Bosnia’s Presidency Chairman, Serb leader Milorad Dodik, is undermining the country’s institutions since 2008 but the maps of how Bosnia should be divided are drawn in Belgrade and Dodik is just exposing them in public, Serbian activist Sonja Biserko told N1 on Wednesday.
“There is one slogan which often comes up in our ministry, ‘if Kosovo is not Serbia – Republika Srpska is not Bosnia’,” Biserko said.
The idea that Serbia should get Bosnia's Serb-majority half, called Republika Srpska (RS), if it loses Kosovo has come up in connection with the negotiations between Belgrade and Pristina about the status of Kosovo.
“They want to get Republika Srpska out of Kosovo’s independence. That has been part of the game from the start, and it is impossible. I hope it will not be possible in the future either,” Biserko said.
Serbia is leading a “systematic policy and strategy which it defined in 1997” which entails keeping Republika Srpska for itself by preventing the return of non-Serbs to the province and integrating Serbia and the RS economically and culturally.
“And they succeeded in many ways,” she said.

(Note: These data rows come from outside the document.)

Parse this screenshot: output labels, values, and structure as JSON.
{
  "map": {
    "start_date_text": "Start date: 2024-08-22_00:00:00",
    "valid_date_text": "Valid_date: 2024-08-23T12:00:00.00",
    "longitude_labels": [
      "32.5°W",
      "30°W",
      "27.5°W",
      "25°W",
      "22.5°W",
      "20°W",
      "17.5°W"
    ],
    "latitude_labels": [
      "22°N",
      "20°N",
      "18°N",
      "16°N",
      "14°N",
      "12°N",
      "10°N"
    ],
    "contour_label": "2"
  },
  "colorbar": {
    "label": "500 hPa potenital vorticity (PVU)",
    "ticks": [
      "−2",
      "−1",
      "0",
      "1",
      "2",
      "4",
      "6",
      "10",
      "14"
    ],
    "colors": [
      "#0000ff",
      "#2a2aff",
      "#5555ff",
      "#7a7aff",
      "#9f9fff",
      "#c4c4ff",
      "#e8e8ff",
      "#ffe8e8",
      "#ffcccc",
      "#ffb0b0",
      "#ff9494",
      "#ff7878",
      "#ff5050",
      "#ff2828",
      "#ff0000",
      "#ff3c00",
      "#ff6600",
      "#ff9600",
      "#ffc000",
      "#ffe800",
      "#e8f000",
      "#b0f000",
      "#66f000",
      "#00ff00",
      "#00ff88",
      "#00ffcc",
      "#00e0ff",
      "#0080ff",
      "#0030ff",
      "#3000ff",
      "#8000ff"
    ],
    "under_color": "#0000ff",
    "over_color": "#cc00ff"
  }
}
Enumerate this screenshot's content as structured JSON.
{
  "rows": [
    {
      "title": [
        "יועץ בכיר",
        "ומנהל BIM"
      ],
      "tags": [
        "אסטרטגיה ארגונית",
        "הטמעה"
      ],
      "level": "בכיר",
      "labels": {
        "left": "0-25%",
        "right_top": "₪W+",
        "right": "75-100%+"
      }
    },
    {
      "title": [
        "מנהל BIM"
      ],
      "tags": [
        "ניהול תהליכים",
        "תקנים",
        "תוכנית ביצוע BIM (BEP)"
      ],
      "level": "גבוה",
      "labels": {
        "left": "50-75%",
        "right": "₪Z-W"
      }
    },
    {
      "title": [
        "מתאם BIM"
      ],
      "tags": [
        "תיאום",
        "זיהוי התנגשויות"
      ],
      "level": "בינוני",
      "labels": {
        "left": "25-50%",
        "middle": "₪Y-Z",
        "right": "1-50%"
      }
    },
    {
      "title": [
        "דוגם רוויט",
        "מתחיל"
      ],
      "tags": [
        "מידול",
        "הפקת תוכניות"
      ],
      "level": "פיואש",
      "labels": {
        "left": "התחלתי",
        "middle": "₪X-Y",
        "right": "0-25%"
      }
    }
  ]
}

Biserko explained that Belgrade’s strategy is contained in a document named the ‘Memorandum II’, “which defines the exact steps that need to be taken” to make it happen while waiting “for the moment when Bosnia and Herzegovina will break up by itself, as it is unfunctional, which is what Dodik and politicians in Serbia mention daily.”
Serbia’s leaders have never given up on the idea of a ‘Greater Serbia’, she said.
“At the same time they are talking about returning Montenegro into the internal framework, they treat Montenegro as an internal issue,” she added.
Dodik recently redrew the borders between Bosnia and Serbia, saying that some kind of integration between Serbia, Bosnia’s Republika Srpska (RS) entity and Serb-dominated part of Montenegro must happen in the future.
“That is not his map. It is drawn up in Serbia, in Belgrade. He just presents it so that everyone knows what is going on. What Serbia and the elite are doing is no secret,” she said, arguing that it is all written down, “it just needs to be followed.”